Читаем Вырождение. Литература и психиатрия в русской культуре конца XIX века полностью

Радикальные евгенические идеи, высказанные К. С. Мережковским в «Рае земном», отражают среди прочего характерное для русской культуры 1900–1910‐х годов заострение проблемы вырождения. Это явление хорошо освещено в исследовательской литературе благодаря новейшим работам по истории науки и дискурса, в которых рассматриваются биомедицинские концепции конца царской эпохи[1392]. Неоднократно затрагивался и вопрос о том, как это заострение повлияло на нарратив о дегенерации в литературе того времени, в которой наблюдается аналогичное заострение нарративных моделей, сложившихся в 1880–1890‐х годах. Так, представление о всеобъемлющей социальной аномии, ставящее во главу угла понятие преступности и преобладающее в политическом дискурсе последних лет существования Российской империи[1393]

, приводит к заметному распространению криминально-антропологических нарративов о вырождении (гл. VI) не только в сфере криминологии, но и в беллетристике, в частности в уголовном романе[1394] и трущобной литературе[1395]
(гл. VI.2).

Напротив, значение романа о вырождении – этой первоначальной формы, которую концепция вырождения принимает в художественной словесности (гл. II–IV), – для русской литературы 1900–1910‐х годов остается почти не изученным. Между тем эта романная разновидность переживает новый расцвет в традиции постреализма, в которую выливается роман о вырождении 1880–1890‐х годов[1396]. Соответствующую литературную линию продолжает не столько символистский роман Федора Сологуба «Мелкий бес» (1901), в котором, при всем художественном совершенстве изображения прогрессирующего психического распада, отсутствует повествовательная схема вырождения, сколько незавершенный цикл романов А. В. Амфитеатрова «Концы и начала» (1903–1910), где последовательно осуществляется золаистский литературный проект естественной и социальной истории конкретной эпохи[1397]

. Как и у Золя, психическое, физическое и моральное вырождение одной семьи – угасающего знатного рода Арсеньевых – составляет макроструктурную символическую линию, объединяющую несколько романов цикла, в которых Амфитеатров с энциклопедической полнотой изображает жизнь русского общества 1880–1900‐х годов. Романное действие, проникнутое натуралистической концепцией социально-биологического детерминизма и нередко прерываемое пространными публицистическими пассажами, разворачивается в самых разных местах: от гостиных высшего общества до столичных бедняцких кварталов; от театров, ресторанов и универмагов до провинциальных фабрик и исправительных колоний. Среди действующих лиц встречаются такие исторические личности того времени, как С. Ю. Витте, Н. К. Михайловский, Г. В. Плеханов, А. П. Чехов и Ф. И. Шаляпин.

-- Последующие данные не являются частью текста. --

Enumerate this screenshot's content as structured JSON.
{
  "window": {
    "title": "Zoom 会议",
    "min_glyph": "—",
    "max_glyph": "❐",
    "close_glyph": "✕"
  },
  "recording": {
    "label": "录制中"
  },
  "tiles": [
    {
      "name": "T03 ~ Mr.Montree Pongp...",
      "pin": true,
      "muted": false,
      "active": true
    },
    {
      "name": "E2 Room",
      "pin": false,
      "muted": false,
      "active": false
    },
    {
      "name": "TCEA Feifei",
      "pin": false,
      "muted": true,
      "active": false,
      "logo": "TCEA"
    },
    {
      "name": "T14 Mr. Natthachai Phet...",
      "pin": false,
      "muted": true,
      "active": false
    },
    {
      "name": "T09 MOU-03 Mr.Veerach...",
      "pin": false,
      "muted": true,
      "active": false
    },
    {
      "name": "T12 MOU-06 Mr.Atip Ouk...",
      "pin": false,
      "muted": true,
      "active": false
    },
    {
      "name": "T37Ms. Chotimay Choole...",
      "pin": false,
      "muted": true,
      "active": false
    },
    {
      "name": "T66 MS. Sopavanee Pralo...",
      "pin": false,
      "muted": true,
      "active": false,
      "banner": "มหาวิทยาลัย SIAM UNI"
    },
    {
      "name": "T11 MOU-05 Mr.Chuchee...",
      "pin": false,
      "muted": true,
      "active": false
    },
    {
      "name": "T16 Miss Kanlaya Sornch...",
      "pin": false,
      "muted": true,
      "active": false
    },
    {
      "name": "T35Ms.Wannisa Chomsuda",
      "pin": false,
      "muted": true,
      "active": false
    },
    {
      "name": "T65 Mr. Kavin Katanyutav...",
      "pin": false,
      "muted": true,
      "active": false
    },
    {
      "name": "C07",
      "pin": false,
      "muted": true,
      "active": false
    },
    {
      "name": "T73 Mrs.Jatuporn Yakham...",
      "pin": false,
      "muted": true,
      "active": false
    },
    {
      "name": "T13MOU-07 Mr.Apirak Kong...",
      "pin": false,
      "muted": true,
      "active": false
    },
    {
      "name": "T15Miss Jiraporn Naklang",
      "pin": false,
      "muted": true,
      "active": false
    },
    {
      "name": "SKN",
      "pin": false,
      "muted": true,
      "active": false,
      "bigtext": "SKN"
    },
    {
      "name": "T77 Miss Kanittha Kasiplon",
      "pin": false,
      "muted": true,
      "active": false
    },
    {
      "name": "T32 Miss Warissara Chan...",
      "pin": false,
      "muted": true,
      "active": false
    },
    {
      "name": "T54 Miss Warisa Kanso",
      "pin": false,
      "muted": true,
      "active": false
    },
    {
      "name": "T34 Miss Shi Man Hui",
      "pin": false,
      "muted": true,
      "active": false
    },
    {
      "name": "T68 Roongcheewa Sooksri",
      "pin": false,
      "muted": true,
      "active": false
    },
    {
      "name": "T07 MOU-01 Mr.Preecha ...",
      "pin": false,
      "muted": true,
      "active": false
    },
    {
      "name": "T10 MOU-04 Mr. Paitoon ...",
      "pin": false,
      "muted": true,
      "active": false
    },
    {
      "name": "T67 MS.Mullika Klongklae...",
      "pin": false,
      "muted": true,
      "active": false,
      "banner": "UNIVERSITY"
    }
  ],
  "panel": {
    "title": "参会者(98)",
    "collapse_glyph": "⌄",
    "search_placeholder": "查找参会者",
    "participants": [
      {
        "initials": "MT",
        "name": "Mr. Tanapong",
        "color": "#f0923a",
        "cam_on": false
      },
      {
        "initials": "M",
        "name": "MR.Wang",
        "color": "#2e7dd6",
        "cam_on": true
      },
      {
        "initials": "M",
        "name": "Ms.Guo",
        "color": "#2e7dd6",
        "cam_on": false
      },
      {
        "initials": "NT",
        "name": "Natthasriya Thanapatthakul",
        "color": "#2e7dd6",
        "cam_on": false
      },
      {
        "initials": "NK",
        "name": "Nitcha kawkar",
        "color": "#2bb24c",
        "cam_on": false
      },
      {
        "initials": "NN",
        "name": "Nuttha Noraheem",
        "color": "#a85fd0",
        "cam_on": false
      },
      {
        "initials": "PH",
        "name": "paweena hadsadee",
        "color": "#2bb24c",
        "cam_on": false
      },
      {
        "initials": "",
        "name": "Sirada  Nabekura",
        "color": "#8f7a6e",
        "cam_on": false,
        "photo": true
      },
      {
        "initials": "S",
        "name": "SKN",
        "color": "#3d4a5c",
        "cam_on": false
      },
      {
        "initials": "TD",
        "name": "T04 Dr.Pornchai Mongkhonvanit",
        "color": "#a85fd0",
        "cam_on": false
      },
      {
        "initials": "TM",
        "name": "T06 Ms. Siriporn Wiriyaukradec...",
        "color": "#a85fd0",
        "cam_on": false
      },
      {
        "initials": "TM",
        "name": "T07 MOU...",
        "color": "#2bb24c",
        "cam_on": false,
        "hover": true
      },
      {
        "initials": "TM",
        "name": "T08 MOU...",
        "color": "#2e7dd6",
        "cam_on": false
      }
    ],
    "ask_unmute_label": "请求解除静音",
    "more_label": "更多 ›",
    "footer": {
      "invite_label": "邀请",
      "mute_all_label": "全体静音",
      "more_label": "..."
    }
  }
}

Новый расцвет романа о вырождении связан прежде всего с многочисленными семейными хрониками 1910‐х годов, значительная часть которых сегодня оказалась забыта[1398]. Так, И. А. Новиков в своей хронике «Между двух зорь (Дом Орембовских)» (1917) опирается на изображение гибели поместного дворянства у Салтыкова-Щедрина, также составляющее лейтмотив кристально ясной прозы И. А. Бунина того же времени, особенно повести «Суходол» (1912)[1399]

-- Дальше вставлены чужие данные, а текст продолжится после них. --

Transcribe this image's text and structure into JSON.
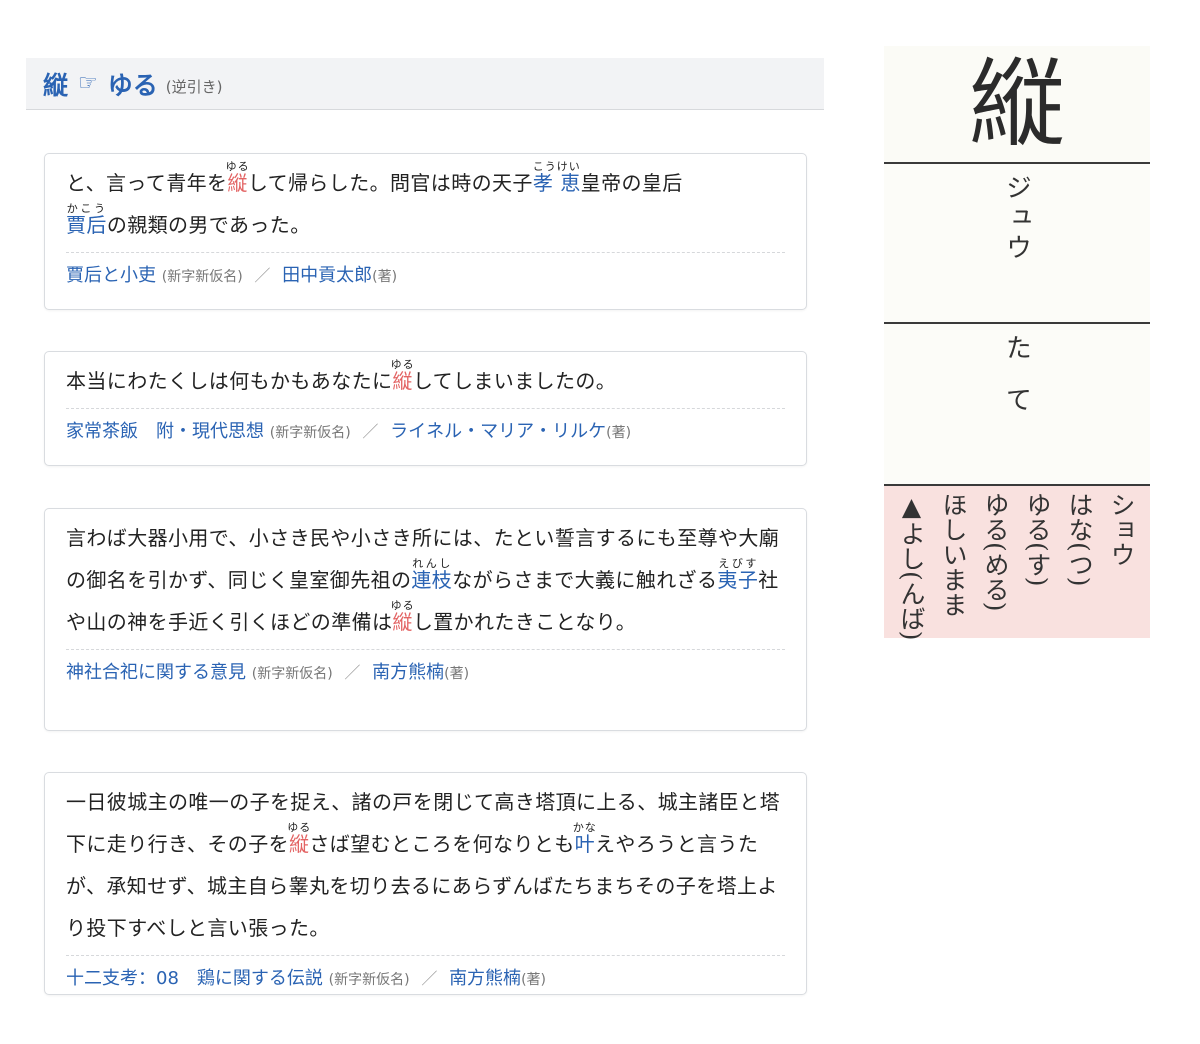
{
  "header": {
    "kanji": "縦",
    "arrow_icon": "☞",
    "reading": "ゆる",
    "note": "(逆引き)"
  },
  "cards": [
    {
      "t": [
        "と、言って青年を",
        "縦",
        "ゆる",
        "して帰らした。問官は時の天子",
        "孝 恵",
        "こうけい",
        "皇帝の皇后",
        "賈后",
        "かこう",
        "の親類の男であった。"
      ],
      "source": {
        "title": "賈后と小吏",
        "note": "(新字新仮名)",
        "sep": "／",
        "author": "田中貢太郎",
        "role": "(著)"
      }
    },
    {
      "t": [
        "本当にわたくしは何もかもあなたに",
        "縦",
        "ゆる",
        "してしまいましたの。"
      ],
      "source": {
        "title": "家常茶飯　附・現代思想",
        "note": "(新字新仮名)",
        "sep": "／",
        "author": "ライネル・マリア・リルケ",
        "role": "(著)"
      }
    },
    {
      "t": [
        "言わば大器小用で、小さき民や小さき所には、たとい誓言するにも至尊や大廟の御名を引かず、同じく皇室御先祖の",
        "連枝",
        "れんし",
        "ながらさまで大義に触れざる",
        "夷子",
        "えびす",
        "社や山の神を手近く引くほどの準備は",
        "縦",
        "ゆる",
        "し置かれたきことなり。"
      ],
      "source": {
        "title": "神社合祀に関する意見",
        "note": "(新字新仮名)",
        "sep": "／",
        "author": "南方熊楠",
        "role": "(著)"
      }
    },
    {
      "t": [
        "一日彼城主の唯一の子を捉え、諸の戸を閉じて高き塔頂に上る、城主諸臣と塔下に走り行き、その子を",
        "縦",
        "ゆる",
        "さば望むところを何なりとも",
        "叶",
        "かな",
        "えやろうと言うたが、承知せず、城主自ら睾丸を切り去るにあらずんばたちまちその子を塔上より投下すべしと言い張った。"
      ],
      "source": {
        "title": "十二支考：08　鶏に関する伝説",
        "note": "(新字新仮名)",
        "sep": "／",
        "author": "南方熊楠",
        "role": "(著)"
      }
    }
  ],
  "dictionary": {
    "kanji": "縦",
    "on_reading": "ジュウ",
    "kun_reading": "たて",
    "other_readings": [
      "ショウ",
      "はな(つ)",
      "ゆる(す)",
      "ゆる(める)",
      "ほしいまま",
      "▲よし(んば)"
    ]
  }
}
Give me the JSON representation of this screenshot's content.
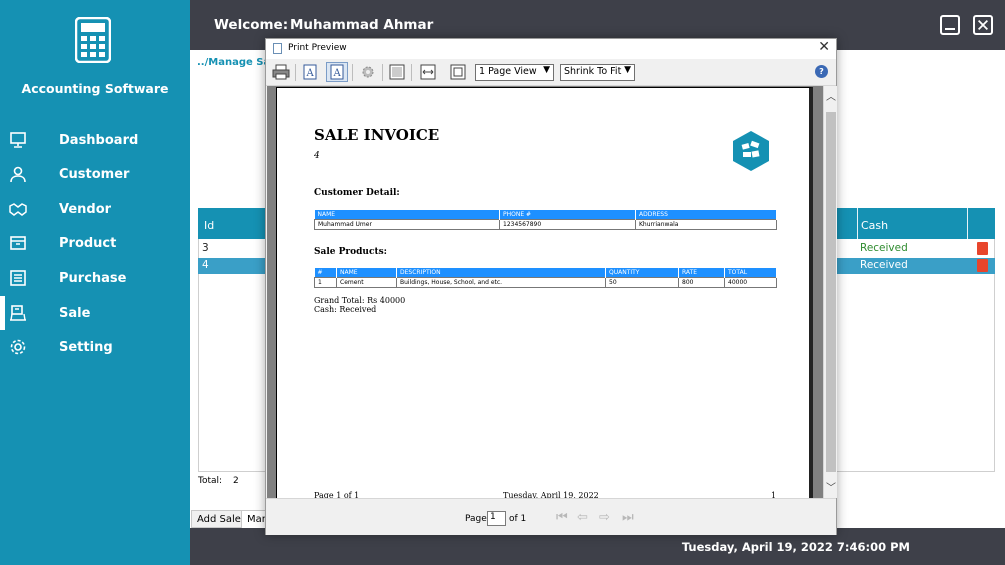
{
  "app": {
    "title": "Accounting Software",
    "welcome_label": "Welcome:",
    "user_name": "Muhammad Ahmar",
    "datetime": "Tuesday, April 19, 2022 7:46:00 PM",
    "accent_color": "#1591b3",
    "topbar_color": "#3e4049"
  },
  "sidebar": {
    "items": [
      {
        "label": "Dashboard",
        "icon": "monitor-icon"
      },
      {
        "label": "Customer",
        "icon": "user-icon"
      },
      {
        "label": "Vendor",
        "icon": "handshake-icon"
      },
      {
        "label": "Product",
        "icon": "box-icon"
      },
      {
        "label": "Purchase",
        "icon": "register-icon"
      },
      {
        "label": "Sale",
        "icon": "cash-register-icon",
        "active": true
      },
      {
        "label": "Setting",
        "icon": "gear-icon"
      }
    ]
  },
  "main": {
    "breadcrumb": "../Manage Sal",
    "grid": {
      "columns": [
        "Id",
        "Cash"
      ],
      "rows": [
        {
          "id": "3",
          "cash": "Received"
        },
        {
          "id": "4",
          "cash": "Received",
          "selected": true
        }
      ]
    },
    "total_label": "Total:",
    "total_value": "2",
    "tabs": [
      "Add Sale",
      "Man"
    ]
  },
  "dialog": {
    "title": "Print Preview",
    "view_mode": "1 Page View",
    "zoom_mode": "Shrink To Fit",
    "page_label": "Page",
    "page_value": "1",
    "of_label": "of 1",
    "document": {
      "title": "SALE INVOICE",
      "invoice_no": "4",
      "customer_section": "Customer Detail:",
      "customer_headers": [
        "NAME",
        "PHONE #",
        "ADDRESS"
      ],
      "customer_row": [
        "Muhammad Umer",
        "1234567890",
        "Khurrianwala"
      ],
      "products_section": "Sale Products:",
      "product_headers": [
        "#",
        "NAME",
        "DESCRIPTION",
        "QUANTITY",
        "RATE",
        "TOTAL"
      ],
      "product_rows": [
        [
          "1",
          "Cement",
          "Buildings, House, School, and etc.",
          "50",
          "800",
          "40000"
        ]
      ],
      "grand_total": "Grand Total: Rs 40000",
      "cash_status": "Cash: Received",
      "footer_page": "Page 1 of 1",
      "footer_date": "Tuesday, April 19, 2022",
      "footer_num": "1"
    }
  }
}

. Роман И. С. Рукавишникова «Прóклятый род» (1911–1912), в котором экономическому упадку сопутствует биологический, наследует социальному роману Мамина-Сибиряка. Рукавишников изображает психофизическую и социальную деградацию одной поволжской купеческой династии при помощи классического золаистского нарратива о вырождении, позволяющего описать социально-биологически обусловленный дегенеративный процесс, охватывающий три поколения: от «железного старика» – семейного патриарха, нажившего состояние, – до его психически больных, ведущих декадентский образ жизни внуков. Тяготеющее над семьей «проклятие» не в последнюю очередь проявляется в том фаталистическом детерминизме, который пронизывает судьбу всех трех обреченных поколений и символом которого выступает «проклятый» унаследованный капитал. Обращаясь к натуралистической связке наследия, наследства и наследственности (гл. III.3), Рукавишников изображает отчаянные, заведомо провальные попытки младших поколений избавиться от биологического и экономического наследия, оставленного главой семьи.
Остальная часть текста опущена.